En février, la CEDH a estimé que la Pologne violait l’interdiction de traitements inhumains et dégradants en détenant un paraplégique dans une prison non adaptée aux personnes souffrant d’un handicap.

Au moment de la rédaction du présent rapport, le Parlement examinait un projet de loi visant d’une part à protéger contre toute discrimination liée à l’orientation sexuelle et à l’identité de genre, et d’autre part à élargir la définition légale du harcèlement.

Le Sénat examinait un projet de loi visant à créer un établissement de haute sécurité pour les condamnés considérés comme une menace pour la vie, la santé ou la liberté sexuelle d’autres personnes ou pour les enfants.  Bien que le projet de loi prévoie certaines garanties, des préoccupations subsistent quant au fait que la mesure pourrait déboucher sur la détention illimitée d’individus ayant déjà purgé leur peine.

Roumanie

En janvier, la Commission européenne a conclu que la crise constitutionnelle de 2012 avait été évitée suite à la mise en œuvre de ses recommandations, mais elle a attiré l’attention sur la persistance de problèmes sur le plan de l’État de droit ainsi que sur le plan de l’indépendance et de la stabilité du système judiciaire, en partie dus à l’intimidation et au harcèlement des juges.

La discrimination et les expulsions forcées de Roms, à bref délai et sans logement alternatif, se poursuivent. En août, les autorités ont démoli 15 maisons dans le campement rom de Craica à Baia Mare. Au moment où sont écrites ces lignes, les 15 familles restantes du campement risquent l’expulsion. En septembre, les autorités locales d’Eforie Sud ont expulsé 100 Roms, dont 60 enfants. Également en septembre, le secrétaire d’État en charge des minorités a déclaré qu’il n’enverrait pas son enfant dans une école comptant de nombreux étudiants roms, alimentant les stéréotypes négatifs et justifiant la ségrégation dans l’éducation.

Royaume-Uni

Des ministres de premier plan ont régulièrement attaqué la loi sur les droits humains et la CEDH, et la Secrétaire d’État à l’Intérieur, Theresa May, a déclaré que s’il était réélu en 2015, le Parti conservateur abolirait cette loi et se retirerait peut-être de la Convention européenne des droits de l’homme.

L’obligation de rendre des comptes pour les actes commis dans le cadre du contre-terrorisme et à l’étranger a enregistré un recul.

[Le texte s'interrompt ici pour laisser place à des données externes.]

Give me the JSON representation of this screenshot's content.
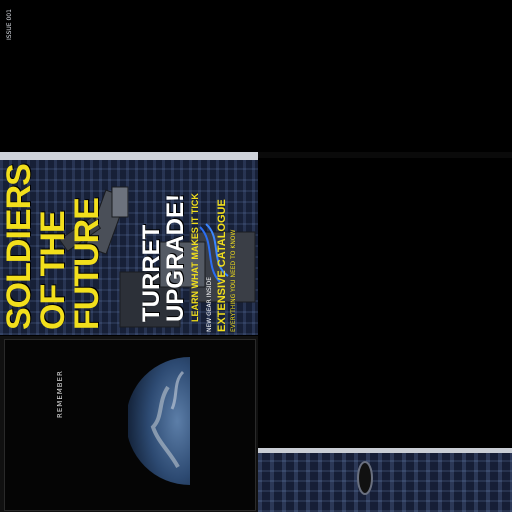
{
  "texture_atlas": {
    "cover": {
      "issue_line": "ISSUE 001",
      "title_lines": [
        "SOLDIERS",
        "OF THE",
        "FUTURE"
      ],
      "headline_lines": [
        "TURRET",
        "UPGRADE!"
      ],
      "headline_sub": "LEARN WHAT MAKES IT TICK",
      "blurb_small": "NEW GEAR INSIDE",
      "blurb_big": "EXTENSIVE CATALOGUE",
      "blurb_tail": "EVERYTHING YOU NEED TO KNOW",
      "accent_yellow": "#f2df1c",
      "bg_navy": "#1b2540"
    },
    "poster": {
      "vertical_text": "REMEMBER"
    }
  }
}
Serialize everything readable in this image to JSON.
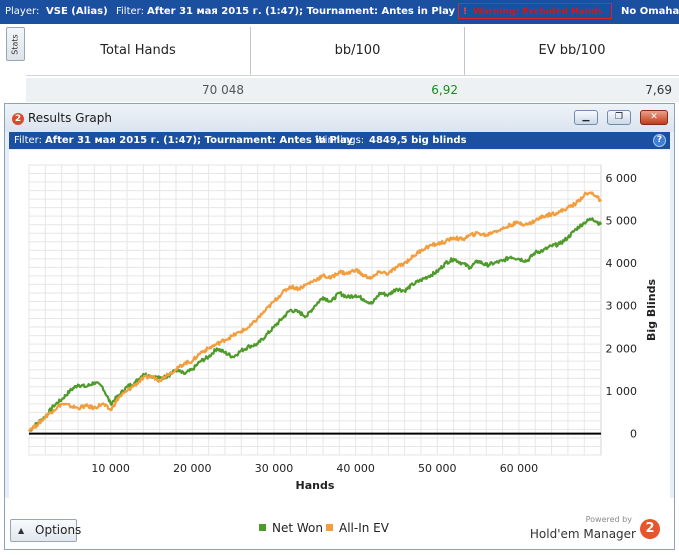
{
  "topbar": {
    "player_label": "Player:",
    "player_value": "VSE (Alias)",
    "filter_label": "Filter:",
    "filter_value": "After 31 мая 2015 г. (1:47); Tournament: Antes in Play",
    "warning_label": "Warning: Excluded Hands",
    "game_value": "No Omaha"
  },
  "stats_tab": {
    "label": "Stats"
  },
  "stats_table": {
    "headers": [
      "Total Hands",
      "bb/100",
      "EV bb/100"
    ],
    "values": [
      "70 048",
      "6,92",
      "7,69"
    ],
    "value_colors": [
      "#555555",
      "#1a8a1a",
      "#333333"
    ]
  },
  "results_window": {
    "title": "Results Graph",
    "logo_label": "2",
    "buttons": {
      "minimize": "▁",
      "restore": "❐",
      "close": "✕"
    },
    "filter": {
      "label": "Filter:",
      "value": "After 31 мая 2015 г. (1:47); Tournament: Antes in Play",
      "winnings_label": "Winnings:",
      "winnings_value": "4849,5 big blinds",
      "help": "?"
    },
    "options_label": "Options",
    "powered_by": "Powered by",
    "brand": "Hold'em Manager",
    "brand_logo": "2"
  },
  "chart_data": {
    "type": "line",
    "xlabel": "Hands",
    "ylabel": "Big Blinds",
    "xlim": [
      0,
      70048
    ],
    "ylim": [
      -500,
      6300
    ],
    "x_ticks": [
      10000,
      20000,
      30000,
      40000,
      50000,
      60000
    ],
    "x_tick_labels": [
      "10 000",
      "20 000",
      "30 000",
      "40 000",
      "50 000",
      "60 000"
    ],
    "y_ticks": [
      0,
      1000,
      2000,
      3000,
      4000,
      5000,
      6000
    ],
    "y_tick_labels": [
      "0",
      "1 000",
      "2 000",
      "3 000",
      "4 000",
      "5 000",
      "6 000"
    ],
    "grid": true,
    "legend_position": "bottom",
    "series": [
      {
        "name": "Net Won",
        "color": "#4e9a2a",
        "x": [
          0,
          1000,
          2000,
          3000,
          4000,
          5000,
          6000,
          7000,
          8000,
          9000,
          10000,
          11000,
          12000,
          13000,
          14000,
          15000,
          16000,
          17000,
          18000,
          19000,
          20000,
          21000,
          22000,
          23000,
          24000,
          25000,
          26000,
          27000,
          28000,
          29000,
          30000,
          31000,
          32000,
          33000,
          34000,
          35000,
          36000,
          37000,
          38000,
          39000,
          40000,
          41000,
          42000,
          43000,
          44000,
          45000,
          46000,
          47000,
          48000,
          49000,
          50000,
          51000,
          52000,
          53000,
          54000,
          55000,
          56000,
          57000,
          58000,
          59000,
          60000,
          61000,
          62000,
          63000,
          64000,
          65000,
          66000,
          67000,
          68000,
          69000,
          70048
        ],
        "y": [
          50,
          250,
          400,
          650,
          800,
          1000,
          1150,
          1100,
          1200,
          1100,
          700,
          900,
          1100,
          1200,
          1400,
          1350,
          1300,
          1350,
          1500,
          1400,
          1500,
          1700,
          1800,
          2000,
          1900,
          1800,
          1950,
          2050,
          2100,
          2300,
          2500,
          2700,
          2900,
          2850,
          2750,
          3000,
          3200,
          3100,
          3300,
          3200,
          3250,
          3150,
          3050,
          3300,
          3250,
          3400,
          3350,
          3500,
          3600,
          3700,
          3800,
          4000,
          4100,
          4000,
          3900,
          4050,
          3950,
          4000,
          4050,
          4150,
          4100,
          4050,
          4250,
          4300,
          4400,
          4450,
          4600,
          4800,
          4950,
          5050,
          4900
        ]
      },
      {
        "name": "All-In EV",
        "color": "#f29d3e",
        "x": [
          0,
          1000,
          2000,
          3000,
          4000,
          5000,
          6000,
          7000,
          8000,
          9000,
          10000,
          11000,
          12000,
          13000,
          14000,
          15000,
          16000,
          17000,
          18000,
          19000,
          20000,
          21000,
          22000,
          23000,
          24000,
          25000,
          26000,
          27000,
          28000,
          29000,
          30000,
          31000,
          32000,
          33000,
          34000,
          35000,
          36000,
          37000,
          38000,
          39000,
          40000,
          41000,
          42000,
          43000,
          44000,
          45000,
          46000,
          47000,
          48000,
          49000,
          50000,
          51000,
          52000,
          53000,
          54000,
          55000,
          56000,
          57000,
          58000,
          59000,
          60000,
          61000,
          62000,
          63000,
          64000,
          65000,
          66000,
          67000,
          68000,
          69000,
          70048
        ],
        "y": [
          100,
          200,
          400,
          550,
          700,
          650,
          600,
          650,
          600,
          700,
          550,
          850,
          1000,
          1150,
          1300,
          1350,
          1250,
          1400,
          1500,
          1650,
          1700,
          1900,
          2000,
          2100,
          2200,
          2300,
          2400,
          2500,
          2700,
          2900,
          3100,
          3300,
          3450,
          3400,
          3500,
          3600,
          3700,
          3650,
          3800,
          3750,
          3850,
          3700,
          3650,
          3800,
          3750,
          3900,
          4000,
          4150,
          4300,
          4400,
          4450,
          4500,
          4600,
          4550,
          4650,
          4700,
          4650,
          4750,
          4800,
          4900,
          4950,
          4900,
          5000,
          5100,
          5150,
          5200,
          5300,
          5400,
          5600,
          5650,
          5450
        ]
      }
    ]
  }
}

Une loi adoptée en avril a prolongé la possibilité de tenir des audiences secrètes devant les tribunaux civils pour des raisons de sécurité nationale. Le gouvernement n’a pas mis sur pied de nouvelle commission d’enquête sur l’implication britannique dans les restitutions et actes de torture à l’étranger, et il n’a publié aucune partie du rapport intérimaire de la commission d’enquête Gibson qui avait tourné court.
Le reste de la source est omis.